Но и текст не остался в долгу. Винсент отлично помнил слова из Книги Исаии: «Он был презрен и умален перед людьми, муж скорбей и изведавший болезни». Пророческие слова звучали мучительно точным описанием действительности, что в сочетании с дерзким противопоставлением двух противоборствующих заветов вновь заставляло его болезненно переживать события двух прошлых лет.
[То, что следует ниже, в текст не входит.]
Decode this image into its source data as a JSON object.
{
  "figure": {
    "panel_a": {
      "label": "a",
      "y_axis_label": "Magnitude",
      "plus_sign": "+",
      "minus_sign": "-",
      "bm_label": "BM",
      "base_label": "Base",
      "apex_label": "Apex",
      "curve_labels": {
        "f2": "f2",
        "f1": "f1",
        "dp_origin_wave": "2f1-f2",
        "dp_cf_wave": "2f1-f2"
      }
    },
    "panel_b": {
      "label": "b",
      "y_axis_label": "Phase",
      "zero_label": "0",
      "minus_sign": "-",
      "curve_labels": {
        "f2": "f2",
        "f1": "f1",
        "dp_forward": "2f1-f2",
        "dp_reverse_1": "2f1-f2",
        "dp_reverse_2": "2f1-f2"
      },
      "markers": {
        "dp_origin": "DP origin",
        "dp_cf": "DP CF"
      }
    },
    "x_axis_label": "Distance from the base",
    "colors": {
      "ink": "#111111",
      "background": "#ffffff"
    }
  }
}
Кисть Винсента фиксировала все происшедшее за это время с откровенностью, какую он едва ли когда-нибудь позволял себе прежде: ссоры с отцом, сексуальные отношения с крестьянскими девушками, вроде Гордины, история с Марго Бегеманн, преследования со стороны священников, предательство крестьян. Бездонный серый Винсент разбавил акцентами голубого и оранжевого – еще одно соперничество противоположностей, которое не было результатом наблюдения действительности. Две одинаковые застежки книги изображены по-разному: одна, откинутая вбок, покрыта тревожной рябью, другая, поднятая вверх, намечена одним грозным мазком. Когда книга и задрапированный столик были написаны, спор дополнительных цветов достиг апогея в переплетении нечистых тонов, наложенных на холст широкой и агрессивной кистью. Желая добиться завершенности этой хроники скорби, самобичевания, отверженности и неповиновения, Винсент в последний момент добавил еще один предмет – погашенную свечу – последний затухший луч веры (rayon noir) и признание, которое невозможно было сделать иначе.